Je ne peux donc qu’espérer qu’à l’avenir un peu plus d’intérêt soit apporté, notamment par la France,  à un lieu qui a abrité une partie de son histoire.          

14 commentaires:

  1. Louis XVIII, comme Charles X et Louis-Philippe ont eu tort d'être rois après la révolution, ça fait tâche sur les livres d'histoire.

    RépondreSupprimer
  2. Merci Gilles ,j'ai encore appris quelque chose de très intéressant ,une partie méconnue de notre Histoire de France hors de nos frontières.
    Le palais est magnifique vu de l'extérieur ,et je lui trouve une certaine ressemblance avec le palais de Kadriorg près de Tallinn .
    http://claudepoulain.ifrance.com/claudepoulain/Estonie/tallinn_kadriorg.htm

    Mais pensez vous qu'on puisse espérer que l'Etat français s'intéresse à Jelgava et à l'Histoire que la France y a laissée ?
    J'aimerais y croire ,mais je suis très sceptique!

    RépondreSupprimer
  3. Mais au final tout est bien qui finit bien et la France a retrouvé son roi légitime.

    RépondreSupprimer
  4. Le probleme est qu'il ne va meme bientot plus y avoir de livres d'histoire, puisque celle-ci est en train de disparaitre des programmes. "Du passe faisons table rase !" Pourtant que de chose du present on peut expliquer avec le passe !

    RépondreSupprimer
  5. @ Marianne

    A votre question, j'aurais tendance a repondre non ! Helas ....

    Qu'il y ait des similitudes entre le palais de Kadriog et celui de Mitau /Jelgava n'est pas etonnant.
    # Le premier a ete construit de 1718 a 1736 par un architecte italien, Niccolo Michetti.
    # Le second a ete construit de 1738 a 1772 (avec 23 ans d'interruption lorsque Ernst-Johann Biron a ete exile en Siberie) par un autre architecte italien, Bartolomeo Rastrelli.
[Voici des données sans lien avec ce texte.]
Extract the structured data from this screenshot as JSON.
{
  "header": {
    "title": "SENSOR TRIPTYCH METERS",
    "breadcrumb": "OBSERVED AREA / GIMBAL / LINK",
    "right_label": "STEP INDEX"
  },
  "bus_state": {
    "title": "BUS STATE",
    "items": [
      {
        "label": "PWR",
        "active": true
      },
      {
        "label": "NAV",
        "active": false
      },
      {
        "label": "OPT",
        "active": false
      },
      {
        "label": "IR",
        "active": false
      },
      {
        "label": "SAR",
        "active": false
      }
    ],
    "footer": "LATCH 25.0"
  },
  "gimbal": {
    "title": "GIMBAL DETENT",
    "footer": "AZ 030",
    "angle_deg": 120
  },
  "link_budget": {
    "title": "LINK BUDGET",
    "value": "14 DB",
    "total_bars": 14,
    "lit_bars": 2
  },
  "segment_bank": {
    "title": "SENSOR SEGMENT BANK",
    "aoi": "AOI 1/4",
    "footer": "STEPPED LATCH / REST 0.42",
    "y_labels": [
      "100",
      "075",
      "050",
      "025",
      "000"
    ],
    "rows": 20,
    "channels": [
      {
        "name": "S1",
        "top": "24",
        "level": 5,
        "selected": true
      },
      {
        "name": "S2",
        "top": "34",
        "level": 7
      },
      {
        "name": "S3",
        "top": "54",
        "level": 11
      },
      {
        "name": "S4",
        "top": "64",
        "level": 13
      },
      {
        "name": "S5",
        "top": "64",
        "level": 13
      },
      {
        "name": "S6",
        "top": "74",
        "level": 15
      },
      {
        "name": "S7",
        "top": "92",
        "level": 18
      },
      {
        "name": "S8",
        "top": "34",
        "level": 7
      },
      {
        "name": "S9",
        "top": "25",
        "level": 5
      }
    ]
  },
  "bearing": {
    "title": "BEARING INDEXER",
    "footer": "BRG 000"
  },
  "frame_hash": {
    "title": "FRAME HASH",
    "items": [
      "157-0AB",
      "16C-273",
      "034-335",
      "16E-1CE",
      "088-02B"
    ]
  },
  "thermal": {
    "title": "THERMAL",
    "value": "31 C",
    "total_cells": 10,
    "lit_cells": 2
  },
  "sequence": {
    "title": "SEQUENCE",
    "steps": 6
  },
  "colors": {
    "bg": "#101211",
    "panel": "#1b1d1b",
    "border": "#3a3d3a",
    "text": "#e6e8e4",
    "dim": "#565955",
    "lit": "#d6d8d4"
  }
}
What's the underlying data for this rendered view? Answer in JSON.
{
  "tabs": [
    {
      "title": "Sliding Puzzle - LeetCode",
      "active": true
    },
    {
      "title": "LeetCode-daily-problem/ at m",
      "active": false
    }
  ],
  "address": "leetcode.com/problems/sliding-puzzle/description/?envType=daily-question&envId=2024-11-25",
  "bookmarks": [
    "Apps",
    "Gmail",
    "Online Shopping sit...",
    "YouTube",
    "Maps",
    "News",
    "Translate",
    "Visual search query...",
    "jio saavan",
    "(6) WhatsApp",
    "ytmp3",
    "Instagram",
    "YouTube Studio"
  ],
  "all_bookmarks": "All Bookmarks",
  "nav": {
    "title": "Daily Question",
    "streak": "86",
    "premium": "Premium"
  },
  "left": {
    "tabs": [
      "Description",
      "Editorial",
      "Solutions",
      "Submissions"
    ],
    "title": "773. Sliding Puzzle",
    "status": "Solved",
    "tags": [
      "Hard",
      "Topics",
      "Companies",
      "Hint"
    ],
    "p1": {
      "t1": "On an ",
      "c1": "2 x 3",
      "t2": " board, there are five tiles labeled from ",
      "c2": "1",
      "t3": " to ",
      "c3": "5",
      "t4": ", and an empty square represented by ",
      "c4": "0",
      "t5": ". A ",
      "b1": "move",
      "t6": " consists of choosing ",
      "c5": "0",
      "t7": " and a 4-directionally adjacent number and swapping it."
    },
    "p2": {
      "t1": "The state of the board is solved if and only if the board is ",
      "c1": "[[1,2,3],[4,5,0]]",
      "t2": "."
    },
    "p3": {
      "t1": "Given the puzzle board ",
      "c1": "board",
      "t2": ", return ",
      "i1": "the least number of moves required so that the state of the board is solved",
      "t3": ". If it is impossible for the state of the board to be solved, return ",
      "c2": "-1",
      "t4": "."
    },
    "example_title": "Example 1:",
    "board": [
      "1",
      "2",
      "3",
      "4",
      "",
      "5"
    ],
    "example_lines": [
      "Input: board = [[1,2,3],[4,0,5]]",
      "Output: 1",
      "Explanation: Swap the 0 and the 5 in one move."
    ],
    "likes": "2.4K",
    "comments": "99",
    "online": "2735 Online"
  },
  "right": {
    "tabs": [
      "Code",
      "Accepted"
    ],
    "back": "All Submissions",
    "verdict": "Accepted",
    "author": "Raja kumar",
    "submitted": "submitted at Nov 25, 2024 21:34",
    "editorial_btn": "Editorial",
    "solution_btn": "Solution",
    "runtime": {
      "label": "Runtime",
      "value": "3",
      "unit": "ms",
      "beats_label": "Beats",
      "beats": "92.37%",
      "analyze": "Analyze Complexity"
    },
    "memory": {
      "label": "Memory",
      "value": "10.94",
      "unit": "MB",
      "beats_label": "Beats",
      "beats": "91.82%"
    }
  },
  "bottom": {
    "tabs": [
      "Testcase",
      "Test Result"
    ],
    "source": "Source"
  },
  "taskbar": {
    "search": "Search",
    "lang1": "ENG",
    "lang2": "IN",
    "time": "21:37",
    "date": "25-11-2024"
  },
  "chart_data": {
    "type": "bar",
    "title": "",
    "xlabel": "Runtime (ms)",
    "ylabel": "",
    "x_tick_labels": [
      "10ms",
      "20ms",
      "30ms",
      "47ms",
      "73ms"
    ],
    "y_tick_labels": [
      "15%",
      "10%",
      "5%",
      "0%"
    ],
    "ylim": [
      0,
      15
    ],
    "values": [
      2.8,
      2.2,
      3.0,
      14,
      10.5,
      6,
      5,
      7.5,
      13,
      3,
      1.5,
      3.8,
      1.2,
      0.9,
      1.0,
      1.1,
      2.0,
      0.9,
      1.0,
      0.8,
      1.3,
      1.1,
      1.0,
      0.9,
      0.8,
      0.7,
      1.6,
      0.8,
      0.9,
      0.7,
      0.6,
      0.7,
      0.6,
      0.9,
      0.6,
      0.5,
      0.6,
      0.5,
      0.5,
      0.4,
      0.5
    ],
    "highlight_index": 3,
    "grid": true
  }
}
    Car le style a la mode a l'epoque, c'etait le baroque italien. Et les deux architectes ont ete au service de la cour de St Petersburg, le premier ayant fait la grande cascade a peterhof, et le second - entre autres - le palais d'hiver.

    RépondreSupprimer
  6. Merci pour ces précisions architecturales :)

    RépondreSupprimer
  7. @ Gilles 16.3O: L’historien et philosophe allemand Golo Mann a dit "Qui ne connaît pas le passé ne peut pas comprendre l'avenir" ou mieux encore "Qui ne connaît pas le passé ne peut pas comprendre le présent. Qui ne comprend pas le présent ne peut pas imaginer l'avenir" (Hans-Friedrich Bergmann). Ou: "Qui ne connaît pas l'histoire est condamné à la répéter" (Johann Wolfang von Goethe).

    RépondreSupprimer
  8. Je ne connaissais pas ni l'exactitude de ces citations, ni leurs auteurs, mais elles vont bien toutes das la meme direction. Je pense que je les reutiliserai. Merci.

    RépondreSupprimer
  9. Merci pour cet article très intéressant. Jelgava est jumelée avec Rueil Malmaison, et l'école des Métiers de Jelgava, envoie régulièrement des étudiants en France. Malheureusement le français n'y est pas étudié. J'espère y aller l'année prochaine, et je ne manquerai pas de rappeler la présence du roi Louis XVIII au palais ! Merci encore!

    RépondreSupprimer
  10. Merci de votre commentaire. Je suis retourné récemment à Jelgava. Malheureusement, comme je le soulignais dans l'article de l'époque, si l'aspect extérieur du château est attrayant, l'intérieur est hélas celui d'une université d'agriculture ....... A voir par contre, la crypte où sont les cercueils (vides) des Ducs de Courlande.

    RépondreSupprimer
  11. Merci cher Gilles pour ce travail ! Vos ouvrages sont ils disponibles?

    RépondreSupprimer
    Réponses
    1. "Les Francais dans l'histoire de la Lituanie" est paru en 2009 aux editions de L'Harmattan et peut etre achete en ligne. "Des Francais dans l'histoire de la Lettonie" est actuellement entre les mains du comite de lecture de L'Harmattan et pourrait etre publie a l'automne.